With a major grant from the Henry Luce Foundation, the College created a Professorship in Human Rights and Journalism in 2003, filled by writers Ian Buruma and Mark Danner, to investigate the impact of new information and communications technologies on democracy and human rights.

 

hands-on experience

In the summers of 2003 and 2004 the Human Rights Project supported two
dozen student internships at organizations including Human Rights Watch,
WITNESS, New Hampshire Legal Assistance, Cultural Survival, the Moscow
bureau of the New York Times, the Cambodia Daily, Rape Crisis Cape Town,
and the Public Interest Law Initiative in Budapest.

HRP also sponsors individual students pursuing research abroad and at home.
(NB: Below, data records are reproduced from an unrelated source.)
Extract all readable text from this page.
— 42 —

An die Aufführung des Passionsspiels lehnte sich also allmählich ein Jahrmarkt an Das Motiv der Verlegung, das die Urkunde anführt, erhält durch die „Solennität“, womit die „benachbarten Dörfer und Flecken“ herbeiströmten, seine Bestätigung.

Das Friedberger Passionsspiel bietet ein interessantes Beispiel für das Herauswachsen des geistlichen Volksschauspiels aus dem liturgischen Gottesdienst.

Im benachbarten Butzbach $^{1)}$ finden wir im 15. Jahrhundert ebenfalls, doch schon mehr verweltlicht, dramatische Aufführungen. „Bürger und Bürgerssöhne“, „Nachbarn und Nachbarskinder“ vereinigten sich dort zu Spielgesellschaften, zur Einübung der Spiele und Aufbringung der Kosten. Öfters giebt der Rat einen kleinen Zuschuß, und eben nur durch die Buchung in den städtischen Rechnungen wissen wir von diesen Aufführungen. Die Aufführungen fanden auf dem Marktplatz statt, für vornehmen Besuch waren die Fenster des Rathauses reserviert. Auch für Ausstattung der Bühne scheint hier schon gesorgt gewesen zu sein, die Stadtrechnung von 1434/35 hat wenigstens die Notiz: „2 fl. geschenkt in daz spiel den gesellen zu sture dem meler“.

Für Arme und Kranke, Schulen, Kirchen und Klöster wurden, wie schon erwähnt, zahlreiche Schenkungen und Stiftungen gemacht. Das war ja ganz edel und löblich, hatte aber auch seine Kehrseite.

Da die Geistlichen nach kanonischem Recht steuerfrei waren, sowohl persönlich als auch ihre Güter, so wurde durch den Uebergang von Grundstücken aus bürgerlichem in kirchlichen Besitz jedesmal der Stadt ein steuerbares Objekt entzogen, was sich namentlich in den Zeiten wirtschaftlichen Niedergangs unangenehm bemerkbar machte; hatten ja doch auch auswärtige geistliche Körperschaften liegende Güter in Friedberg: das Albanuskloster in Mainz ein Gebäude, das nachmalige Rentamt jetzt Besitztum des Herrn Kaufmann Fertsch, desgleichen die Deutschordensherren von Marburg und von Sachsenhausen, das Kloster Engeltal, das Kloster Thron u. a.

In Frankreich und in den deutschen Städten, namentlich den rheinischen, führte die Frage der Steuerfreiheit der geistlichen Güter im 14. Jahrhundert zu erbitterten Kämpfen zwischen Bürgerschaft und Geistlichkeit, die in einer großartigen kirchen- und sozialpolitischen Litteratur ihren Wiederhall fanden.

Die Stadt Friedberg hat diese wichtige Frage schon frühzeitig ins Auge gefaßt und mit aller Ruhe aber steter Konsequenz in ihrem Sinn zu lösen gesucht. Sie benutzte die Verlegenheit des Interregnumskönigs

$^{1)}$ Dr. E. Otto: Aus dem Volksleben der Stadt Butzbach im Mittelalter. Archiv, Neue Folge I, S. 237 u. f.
Students have visited Turkey, Mexico, The Hague, the Czech Republic, the Dominican Republic, and Washington DC.

                                                                                        


ongoing projects

HRP serves as the anchor for two student-led projects: the Bard Prison Initiative, created by students and directed by a recent Bard graduate, which works to restore higher education in New York State prisons; and the Migrant Labor Project, which seeks to improve the conditions of migrant laborers and their families in New York State, particularly the Hudson Valley, through community and campus education, service, research, and advocacy work.

In addition, the Project has worked with the International Center for Transitional Justice in creating a complete Internet video archive and a digital videotape
archive of the trial of Slobodan Milosevic at the International Criminal Tribunal in The Hague.




events on campus
The Project provides an extensive public lecture and film series for the campus community, including presentations by leading human rights advocates, filmmakers, and scholars from around the world.
              


The Human Rights Project has received generous funding from the Andrew W. Mellon Foundation, the Glaser Progress Foundation, the Open Society Institute, the Henry R. Luce Foundation, and the International Center for Transitional Justice.